When I was living in Mexico City, I was lucky enough to get a pretty good job working as a locally employed staff in the U.S. Embassy’s HR office. Although my actual duties were rather administrative and dull, I immensely enjoyed my time there. Not only did I get to learn about the inner workings of an embassy, but I also got a direct exposure to the working culture of Mexico. Some of which really took me by surprise and were completely different to the work environment I had experienced before.
So if you are about embark on a life in Mexico or thinking about working there- here are a few factors which really threw me off guard in the beginning:
1. Nickname: Everyone has a pet name. Like in most countries, nicknames are usually derivatives of people’s actual names, however nicknames describing the physical attributes of the person is not uncommon either. For example there is El Gordo (the fatty), El Flaco ( the skinny), El Chino (the Asian), El Negro (the black) to name but a few. If you are white your nickname in Mexico will inevitably be Guera or Guero – which roughly translated means Blondie (even if you have black or brunette hair). Not exceptionally PC but it is not considered rude either! My nickname in the office was Guerita (little blondie!)
However, if you don’t like a nickname – put your foot down immediately! When C first arrived in Mexico, one of his Mexican colleagues called him El Pollito (the little chick!) as you can imagine that did not go down very well with C (who incidentally does have a baby face!)
2. Names of endearment: While talking to other females colleagues, I was often referred to as Mi Reina (my queen), Linda (pretty) and Hermosa (beautiful). Although this took me by surprise I came to accept it and even grow to like it with the colleagues I worked closely with and considered friends. However, it would really bother me, when someone from another office would call me up and start calling my ‘Honey’ and ‘Darling’ in English, it sounded wrong and for me it just was not acceptable.
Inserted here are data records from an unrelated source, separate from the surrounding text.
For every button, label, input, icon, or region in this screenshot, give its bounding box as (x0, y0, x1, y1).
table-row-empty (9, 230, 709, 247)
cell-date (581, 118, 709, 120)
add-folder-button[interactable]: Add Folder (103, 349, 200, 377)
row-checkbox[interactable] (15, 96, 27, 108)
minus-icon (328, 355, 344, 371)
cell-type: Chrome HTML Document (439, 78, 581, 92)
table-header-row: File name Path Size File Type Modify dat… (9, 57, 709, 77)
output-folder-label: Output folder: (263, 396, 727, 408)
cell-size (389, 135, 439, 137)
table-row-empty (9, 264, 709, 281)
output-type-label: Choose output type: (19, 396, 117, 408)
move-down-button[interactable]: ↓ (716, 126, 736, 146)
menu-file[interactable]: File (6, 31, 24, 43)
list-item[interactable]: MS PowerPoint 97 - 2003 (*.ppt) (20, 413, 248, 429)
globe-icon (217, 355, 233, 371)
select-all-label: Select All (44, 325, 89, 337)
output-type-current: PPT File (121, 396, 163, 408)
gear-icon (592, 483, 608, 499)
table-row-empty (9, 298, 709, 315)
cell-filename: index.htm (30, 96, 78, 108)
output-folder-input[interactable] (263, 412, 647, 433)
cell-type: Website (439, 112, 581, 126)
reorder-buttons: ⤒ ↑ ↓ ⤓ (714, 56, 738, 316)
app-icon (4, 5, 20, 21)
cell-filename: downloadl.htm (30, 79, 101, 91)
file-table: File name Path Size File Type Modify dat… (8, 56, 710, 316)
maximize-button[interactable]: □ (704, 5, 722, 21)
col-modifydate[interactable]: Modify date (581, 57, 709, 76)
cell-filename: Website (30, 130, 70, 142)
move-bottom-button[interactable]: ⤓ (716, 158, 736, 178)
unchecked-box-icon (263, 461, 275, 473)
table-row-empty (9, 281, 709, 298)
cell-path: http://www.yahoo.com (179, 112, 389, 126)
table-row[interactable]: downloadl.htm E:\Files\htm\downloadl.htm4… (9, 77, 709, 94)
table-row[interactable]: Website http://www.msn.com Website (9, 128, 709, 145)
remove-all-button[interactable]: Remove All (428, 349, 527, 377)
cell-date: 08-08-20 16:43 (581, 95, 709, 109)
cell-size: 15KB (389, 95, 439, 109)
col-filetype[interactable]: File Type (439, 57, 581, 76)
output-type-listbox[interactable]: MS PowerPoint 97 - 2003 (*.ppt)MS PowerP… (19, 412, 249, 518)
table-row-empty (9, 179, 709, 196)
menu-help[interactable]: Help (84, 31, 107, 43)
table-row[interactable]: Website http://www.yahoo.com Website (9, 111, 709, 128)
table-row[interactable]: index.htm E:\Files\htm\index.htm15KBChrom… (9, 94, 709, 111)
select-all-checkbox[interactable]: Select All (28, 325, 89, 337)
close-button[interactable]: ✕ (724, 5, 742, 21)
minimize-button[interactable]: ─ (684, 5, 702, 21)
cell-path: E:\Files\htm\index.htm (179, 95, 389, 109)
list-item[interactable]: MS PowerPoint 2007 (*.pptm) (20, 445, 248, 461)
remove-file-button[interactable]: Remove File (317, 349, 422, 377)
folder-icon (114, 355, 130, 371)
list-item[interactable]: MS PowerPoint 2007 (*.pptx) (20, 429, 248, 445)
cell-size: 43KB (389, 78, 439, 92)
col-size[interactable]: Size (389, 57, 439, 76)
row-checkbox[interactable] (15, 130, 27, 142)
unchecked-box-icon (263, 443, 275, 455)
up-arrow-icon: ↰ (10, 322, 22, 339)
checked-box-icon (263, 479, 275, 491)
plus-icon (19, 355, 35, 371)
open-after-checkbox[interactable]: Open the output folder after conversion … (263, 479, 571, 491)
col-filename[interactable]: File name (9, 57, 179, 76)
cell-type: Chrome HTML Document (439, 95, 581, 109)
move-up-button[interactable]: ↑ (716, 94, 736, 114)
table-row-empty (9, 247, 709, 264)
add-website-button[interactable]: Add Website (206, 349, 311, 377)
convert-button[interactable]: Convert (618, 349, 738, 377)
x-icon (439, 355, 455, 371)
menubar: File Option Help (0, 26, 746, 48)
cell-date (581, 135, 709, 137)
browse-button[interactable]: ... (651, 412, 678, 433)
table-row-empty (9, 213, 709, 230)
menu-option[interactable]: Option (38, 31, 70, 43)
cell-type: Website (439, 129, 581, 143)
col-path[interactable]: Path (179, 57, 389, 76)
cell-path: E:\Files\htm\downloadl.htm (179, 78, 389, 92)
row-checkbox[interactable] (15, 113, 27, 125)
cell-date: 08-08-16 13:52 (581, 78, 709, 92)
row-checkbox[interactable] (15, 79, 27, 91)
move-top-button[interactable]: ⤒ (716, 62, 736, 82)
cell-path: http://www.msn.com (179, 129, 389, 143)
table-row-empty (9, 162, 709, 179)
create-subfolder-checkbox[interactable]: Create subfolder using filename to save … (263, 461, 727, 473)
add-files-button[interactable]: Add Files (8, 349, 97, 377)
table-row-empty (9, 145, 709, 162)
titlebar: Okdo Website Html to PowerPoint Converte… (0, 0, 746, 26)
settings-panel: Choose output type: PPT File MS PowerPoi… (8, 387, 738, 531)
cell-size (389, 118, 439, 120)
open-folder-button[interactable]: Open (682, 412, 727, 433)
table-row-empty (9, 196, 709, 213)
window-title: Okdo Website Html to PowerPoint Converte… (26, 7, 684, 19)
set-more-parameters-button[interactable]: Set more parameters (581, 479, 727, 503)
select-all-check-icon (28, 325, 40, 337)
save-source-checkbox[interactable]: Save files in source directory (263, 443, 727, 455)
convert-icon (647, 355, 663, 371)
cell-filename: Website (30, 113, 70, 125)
3. Touching: Taking the names of endearment to another level, this is not uncommon between female colleagues. As a show of affection from some of my co-workers I regularly got shoulder massages and my hair stroked! It may be because I’m a stuffy Brit at times, but I HATE being touched by people I don’t know! I should have nipped this in the bud the first time it happened, but I think I was so shocked that I just let it continue…and after almost 2 years, I never had the heart to tell them how uncomfortable it made me feel!
4. Dress Code: Men will always be smart and formal. They will always wear a suit, tie and polished shoes. The women on the other hand tend to dress like they are on their way to a cheap night club! Don’t be surprised if your female colleagues (especially the younger ones) come to work in knee length leather boots, tight mini skirt and a plunging neckline! Apparently this is acceptable work attire in Mexico!
5. Lunch Plans: If you invite your Mexican colleagues for lunch, be prepared that you will be dining with your entire office. As my colleague once told me, Mexicans don’t like to leave people out!
6. Invitations: If you invite your colleagues to a personal event, they will all say yes, but only 5% will ever show up. Saying yes and not turning up to an event is considered less rude than saying an out-right “no”. This is something that I will never understand and a topic I have had many discussions about with my ex-colleagues.
7. Punctuality and Time: HA HA – this does not exist! Time is a very flexible term in Mexico. Do not be surprised if you schedule a meeting for 9am and nobody shows up until at least 9.30. Although infuriating, as a non-Mexican I don’t think we will ever fully grasp the subtleties of Mexican time. So my suggestion is, always be on time for a meeting (especially if it is someone who is more senior than you who has organised it) and make sure you do not organise back to back meetings…as you will inevitably be late for your next appointment.
8. Greetings: Expect a kiss on the cheek and a greeting by every one of your colleagues in the mornings, and the same at the end of the day of work. Unlike the rest of the world (UK and US I am looking at you), Mexicans will greet everyone when they enter a room, whether that is in a lift or in a Dr’s waiting room, they will also excuse themselves when they leave! Mexicans have impeccable manners.
9. This may just be my experience, but my Mexican work colleagues were the most personable, friendly and generous people that I have ever had the pleasure of working with.
As mentioned previously, I was not in love with my work at the embassy, but it really was the interaction and support from my fellow Mexican colleagues which made me look forward to going to work each day. With their kindness and affection, I got to see a side of Mexico I would not have done otherwise, and I learnt in depth a few Mexican cultures and traditions that was completely foreign to me before I moved there, such as Day of the Dead or how to make tamales!
So if you are starting a job in Mexico in the near future – keep the above tips in mind, but also be open to whatever is thrown your way! Not only will your transition into your new work environment be smooth sailing, but you will create memories and experiences that will last you a lifetime!